The latest Senate-House deal on surprise medical bills would expand the government’s power to set medical prices for people who are not even on Medicare. This would worsen America’s doctor shortage and make it even harder for more patients to find accessible, quality health care. States like Ohio, Arizona, and Colorado, which are already facing serious doctor shortages, may find themselves with even fewer doctors.

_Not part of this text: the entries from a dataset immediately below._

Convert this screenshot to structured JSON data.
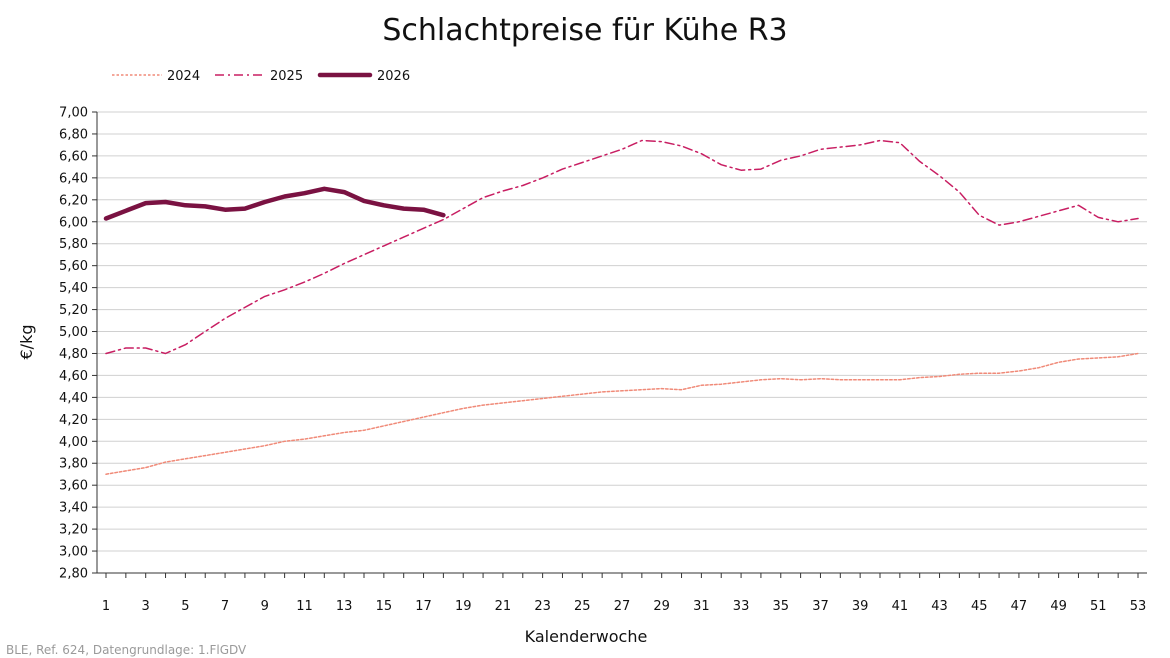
{
  "chart_data": {
    "type": "line",
    "title": "Schlachtpreise für Kühe R3",
    "xlabel": "Kalenderwoche",
    "ylabel": "€/kg",
    "source": "BLE, Ref. 624, Datengrundlage: 1.FlGDV",
    "xlim": [
      1,
      53
    ],
    "ylim": [
      2.8,
      7.0
    ],
    "ytick_step": 0.2,
    "xticks": [
      1,
      3,
      5,
      7,
      9,
      11,
      13,
      15,
      17,
      19,
      21,
      23,
      25,
      27,
      29,
      31,
      33,
      35,
      37,
      39,
      41,
      43,
      45,
      47,
      49,
      51,
      53
    ],
    "yticks": [
      "2,80",
      "3,00",
      "3,20",
      "3,40",
      "3,60",
      "3,80",
      "4,00",
      "4,20",
      "4,40",
      "4,60",
      "4,80",
      "5,00",
      "5,20",
      "5,40",
      "5,60",
      "5,80",
      "6,00",
      "6,20",
      "6,40",
      "6,60",
      "6,80",
      "7,00"
    ],
    "grid": "horizontal",
    "legend_position": "top-left",
    "series": [
      {
        "name": "2024",
        "color": "#f08a78",
        "style": "dotted",
        "x": [
          1,
          2,
          3,
          4,
          5,
          6,
          7,
          8,
          9,
          10,
          11,
          12,
          13,
          14,
          15,
          16,
          17,
          18,
          19,
          20,
          21,
          22,
          23,
          24,
          25,
          26,
          27,
          28,
          29,
          30,
          31,
          32,
          33,
          34,
          35,
          36,
          37,
          38,
          39,
          40,
          41,
          42,
          43,
          44,
          45,
          46,
          47,
          48,
          49,
          50,
          51,
          52,
          53
        ],
        "values": [
          3.7,
          3.73,
          3.76,
          3.81,
          3.84,
          3.87,
          3.9,
          3.93,
          3.96,
          4.0,
          4.02,
          4.05,
          4.08,
          4.1,
          4.14,
          4.18,
          4.22,
          4.26,
          4.3,
          4.33,
          4.35,
          4.37,
          4.39,
          4.41,
          4.43,
          4.45,
          4.46,
          4.47,
          4.48,
          4.47,
          4.51,
          4.52,
          4.54,
          4.56,
          4.57,
          4.56,
          4.57,
          4.56,
          4.56,
          4.56,
          4.56,
          4.58,
          4.59,
          4.61,
          4.62,
          4.62,
          4.64,
          4.67,
          4.72,
          4.75,
          4.76,
          4.77,
          4.8
        ]
      },
      {
        "name": "2025",
        "color": "#c81e62",
        "style": "dashdot",
        "x": [
          1,
          2,
          3,
          4,
          5,
          6,
          7,
          8,
          9,
          10,
          11,
          12,
          13,
          14,
          15,
          16,
          17,
          18,
          19,
          20,
          21,
          22,
          23,
          24,
          25,
          26,
          27,
          28,
          29,
          30,
          31,
          32,
          33,
          34,
          35,
          36,
          37,
          38,
          39,
          40,
          41,
          42,
          43,
          44,
          45,
          46,
          47,
          48,
          49,
          50,
          51,
          52,
          53
        ],
        "values": [
          4.8,
          4.85,
          4.85,
          4.8,
          4.88,
          5.0,
          5.12,
          5.22,
          5.32,
          5.38,
          5.45,
          5.53,
          5.62,
          5.7,
          5.78,
          5.86,
          5.94,
          6.02,
          6.12,
          6.22,
          6.28,
          6.33,
          6.4,
          6.48,
          6.54,
          6.6,
          6.66,
          6.74,
          6.73,
          6.69,
          6.62,
          6.52,
          6.47,
          6.48,
          6.56,
          6.6,
          6.66,
          6.68,
          6.7,
          6.74,
          6.72,
          6.55,
          6.42,
          6.27,
          6.06,
          5.97,
          6.0,
          6.05,
          6.1,
          6.15,
          6.04,
          6.0,
          6.03
        ]
      },
      {
        "name": "2026",
        "color": "#7a1242",
        "style": "solid-thick",
        "x": [
          1,
          2,
          3,
          4,
          5,
          6,
          7,
          8,
          9,
          10,
          11,
          12,
          13,
          14,
          15,
          16,
          17,
          18
        ],
        "values": [
          6.03,
          6.1,
          6.17,
          6.18,
          6.15,
          6.14,
          6.11,
          6.12,
          6.18,
          6.23,
          6.26,
          6.3,
          6.27,
          6.19,
          6.15,
          6.12,
          6.11,
          6.06
        ]
      }
    ]
  }
}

But there is a way to end surprise bills without government price-fixing, and, at the same time, prevent a massive handout to the insurance industry. Representative Richard Neal has proposed implementing a solution called independent dispute resolution, or IDR, which would protect patients and medical care providers. If a patient receives care from an out-of-network doctor, the insurer wouldn’t be able to dodge the bill and leave patients with the tab. Instead, doctors and insurers can negotiate a fair price, so that patients are covered. Both red and blue states, like Texas and New York, have successfully implemented IDR systems, which have prevented surprise medical bills and stopped insurers from using the government to set favorable medical prices. IDR puts patients, not profits, first.

I was surprised when I saw Republicans—who are skeptical of government intervention—supporting a Democrat-led agreement to expand the already troubling power and role of bureaucrats. Democrats have masked this deal as a solution to surprise medical bills, but Republicans can see that this gives senators like Bernie Sanders and Elizabeth Warren the levers to implement Medicare-for-All and to have the government take over healthcare.

However, I am confident that Senators Mitch McConnell, Cory Gardner, Martha McSally, and other principled conservatives in the Senate, will stop this deal from passing Congress and will prevent the government from further interfering in the free market. Congressman Neal has already made it clear that Big Insurance doesn’t get to decide our nation’s healthcare policy—and I am optimistic that Republicans will stand with him to avoid a healthcare nightmare from becoming a reality.

Ted Alexander is a member of the North Carolina State Senate.